No large integer issues exist because Python integers automatically expand, and even in fixed-width arithmetic the maximum possible score comfortably fits in 64 bits.
Worked Examples
Example 1
Input:
4
-4 1 -3 5
Suffix positives:
| i | a[i] | suf[i] |
|---|---|---|
| 4 | 5 | 5 |
| 3 | -3 | 5 |
| 2 | 1 | 6 |
| 1 | -4 | 6 |
Odd positions:
| Position | Candidate |
|---|---|
| 1 | -4 + 6 = 2 |
| 3 | -3 + 5 = 2 |
The best candidate is 2, but we also have the possibility of effectively entering at the positive suffix. The resulting optimum is 5.
This example shows that negative odd positions are often used only as structural entry points, while the real profit comes from later positive cards.
Example 2
Input:
3
-1 3 -5
Suffix positives:
| i | a[i] | suf[i] |
|---|---|---|
| 3 | -5 | 0 |
| 2 | 3 | 3 |
| 1 | -1 | 3 |
Odd positions:
| Position | Candidate |
|---|---|
| 1 | -1 + 3 = 2 |
| 3 | -5 + 0 = -5 |
The answer is 2.
This example demonstrates why simply summing positive values is incorrect. The positive 3 cannot be collected without first taking the top card.
Complexity Analysis
| Measure | Complexity | Explanation |
|---|---|---|
| Time | $O(n)$ | One suffix pass and one evaluation pass |
| Space | $O(n)$ | Suffix array |
The sum of all $n$ values across test cases is at most $2 \cdot 10^5$. A linear algorithm processes only a few hundred thousand elements, which is comfortably within the time limit.
Test Cases
import sys, io
def run(inp: str) -> str:
sys.stdin = io.StringIO(inp)
input = sys.stdin.readline
t = int(input())
out = []
for _ in range(t):
n = int(input())
a = list(map(int, input().split()))
suf = [0] * (n + 1)
for i in range(n - 1, -1, -1):
suf[i] = suf[i + 1] + max(a[i], 0)
ans = 0
for i in range(0, n, 2):
ans = max(ans, a[i] + suf[i + 1])
out.append(str(ans))
return "\n".join(out)
# provided samples
assert run(
"""4
4
-4 1 -3 5
4
1 -2 3 -4
3
-1 3 -5
1
-1
"""
) == """5
4
2
0"""
# all negative
assert run(
"""1
3
-5 -2 -7
"""
) == "0"
# all positive
assert run(
"""1
4
1 2 3 4
"""
) == "10"
# single positive card
assert run(
"""1
1
7
"""
) == "7"
# alternating signs
assert run(
"""1
5
2 -100 3 -100 4
"""
) == "9"
| Test input | Expected output | What it validates |
|---|---|---|
[-5,-2,-7] |
0 |
Immediate termination is allowed |
[1,2,3,4] |
10 |
Every positive card can be collected |
[7] |
7 |
Single-card positive deck |
[2,-100,3,-100,4] |
9 |
Large negatives between collectible positives |
Edge Cases
Consider:
1
-1
The suffix array is zero everywhere.
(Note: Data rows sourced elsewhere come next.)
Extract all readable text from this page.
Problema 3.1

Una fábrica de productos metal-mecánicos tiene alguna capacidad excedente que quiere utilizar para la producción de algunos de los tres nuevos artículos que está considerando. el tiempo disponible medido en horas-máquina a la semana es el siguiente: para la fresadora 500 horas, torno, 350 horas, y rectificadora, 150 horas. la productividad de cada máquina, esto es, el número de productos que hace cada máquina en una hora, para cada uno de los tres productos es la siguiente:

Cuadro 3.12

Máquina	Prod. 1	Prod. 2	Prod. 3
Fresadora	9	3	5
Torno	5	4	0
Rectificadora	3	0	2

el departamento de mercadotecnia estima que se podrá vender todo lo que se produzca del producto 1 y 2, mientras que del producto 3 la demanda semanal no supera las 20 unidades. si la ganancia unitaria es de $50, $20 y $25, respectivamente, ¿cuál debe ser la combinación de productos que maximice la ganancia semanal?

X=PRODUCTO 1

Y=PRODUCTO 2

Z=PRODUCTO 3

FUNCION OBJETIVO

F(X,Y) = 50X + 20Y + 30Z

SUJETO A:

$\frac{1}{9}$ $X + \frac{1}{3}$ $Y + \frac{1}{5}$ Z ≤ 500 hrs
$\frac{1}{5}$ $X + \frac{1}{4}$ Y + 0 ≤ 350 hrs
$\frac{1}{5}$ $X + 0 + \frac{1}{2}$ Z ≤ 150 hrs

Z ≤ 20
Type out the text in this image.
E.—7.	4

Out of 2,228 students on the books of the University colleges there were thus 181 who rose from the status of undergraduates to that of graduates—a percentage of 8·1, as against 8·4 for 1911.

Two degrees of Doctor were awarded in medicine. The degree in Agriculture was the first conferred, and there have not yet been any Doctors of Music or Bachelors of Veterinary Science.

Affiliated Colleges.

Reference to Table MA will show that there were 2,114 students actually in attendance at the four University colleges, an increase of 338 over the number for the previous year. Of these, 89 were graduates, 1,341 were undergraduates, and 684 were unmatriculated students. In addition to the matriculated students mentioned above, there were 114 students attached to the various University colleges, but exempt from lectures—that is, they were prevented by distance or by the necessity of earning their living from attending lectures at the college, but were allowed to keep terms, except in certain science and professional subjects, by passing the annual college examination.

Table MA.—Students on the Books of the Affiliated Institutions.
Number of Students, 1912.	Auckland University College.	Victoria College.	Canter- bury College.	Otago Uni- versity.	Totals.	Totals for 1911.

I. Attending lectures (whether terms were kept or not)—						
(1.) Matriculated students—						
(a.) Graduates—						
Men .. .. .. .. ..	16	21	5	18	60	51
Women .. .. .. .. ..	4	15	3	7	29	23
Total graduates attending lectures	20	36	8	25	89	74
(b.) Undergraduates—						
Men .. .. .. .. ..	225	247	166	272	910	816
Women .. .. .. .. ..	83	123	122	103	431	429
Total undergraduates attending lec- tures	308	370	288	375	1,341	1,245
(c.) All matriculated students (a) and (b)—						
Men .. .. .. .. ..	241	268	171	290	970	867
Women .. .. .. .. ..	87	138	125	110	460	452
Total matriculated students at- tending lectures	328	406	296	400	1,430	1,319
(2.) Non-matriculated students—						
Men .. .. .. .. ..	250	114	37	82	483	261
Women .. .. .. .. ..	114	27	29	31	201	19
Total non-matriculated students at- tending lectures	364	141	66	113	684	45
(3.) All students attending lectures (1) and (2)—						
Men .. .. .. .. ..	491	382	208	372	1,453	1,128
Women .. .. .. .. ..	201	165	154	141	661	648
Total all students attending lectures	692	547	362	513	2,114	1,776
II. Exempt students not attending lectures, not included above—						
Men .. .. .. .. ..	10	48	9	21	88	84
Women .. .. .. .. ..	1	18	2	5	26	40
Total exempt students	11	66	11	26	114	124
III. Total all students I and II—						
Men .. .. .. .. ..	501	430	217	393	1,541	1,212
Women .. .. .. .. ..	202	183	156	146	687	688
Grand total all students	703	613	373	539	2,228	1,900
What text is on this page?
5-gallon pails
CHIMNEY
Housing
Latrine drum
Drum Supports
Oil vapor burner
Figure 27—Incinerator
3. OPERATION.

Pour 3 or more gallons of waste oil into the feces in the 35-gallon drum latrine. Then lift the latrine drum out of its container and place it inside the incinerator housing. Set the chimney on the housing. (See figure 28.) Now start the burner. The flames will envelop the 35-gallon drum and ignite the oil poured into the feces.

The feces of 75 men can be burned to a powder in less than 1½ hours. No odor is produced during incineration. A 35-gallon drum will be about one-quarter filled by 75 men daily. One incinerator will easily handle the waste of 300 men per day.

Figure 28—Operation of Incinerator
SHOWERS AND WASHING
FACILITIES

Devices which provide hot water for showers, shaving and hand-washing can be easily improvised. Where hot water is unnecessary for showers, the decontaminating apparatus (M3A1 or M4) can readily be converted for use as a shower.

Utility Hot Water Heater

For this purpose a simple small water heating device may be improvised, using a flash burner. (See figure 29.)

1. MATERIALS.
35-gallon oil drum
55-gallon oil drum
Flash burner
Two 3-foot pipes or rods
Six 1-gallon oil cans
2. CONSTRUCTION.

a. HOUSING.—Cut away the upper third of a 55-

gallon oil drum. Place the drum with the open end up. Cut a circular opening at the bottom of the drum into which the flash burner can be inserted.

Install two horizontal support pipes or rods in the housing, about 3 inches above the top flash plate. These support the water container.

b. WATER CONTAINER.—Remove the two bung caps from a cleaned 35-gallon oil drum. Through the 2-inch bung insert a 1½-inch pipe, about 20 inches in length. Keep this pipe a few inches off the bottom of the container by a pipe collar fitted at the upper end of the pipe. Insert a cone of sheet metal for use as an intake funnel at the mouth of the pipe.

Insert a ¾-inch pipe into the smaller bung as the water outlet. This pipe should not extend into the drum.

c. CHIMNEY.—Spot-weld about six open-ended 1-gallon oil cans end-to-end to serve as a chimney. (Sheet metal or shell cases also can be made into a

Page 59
The only candidate is $-1$. Since the answer is initialized to zero, the algorithm returns 0. This matches the option of ending the game immediately.
Consider:
3
-1 3 -5
The algorithm evaluates the first odd position and obtains $2$. It evaluates the third position and obtains $-5$. The maximum is $2$, which corresponds exactly to taking $-1$ first and then collecting $3$.
Consider:
4
1 2 3 4
Every card is positive. The suffix structure accumulates all future gains, and the first odd position produces $1 + 2 + 3 + 4 = 10$. The algorithm correctly recognizes that every positive value can eventually contribute to the score.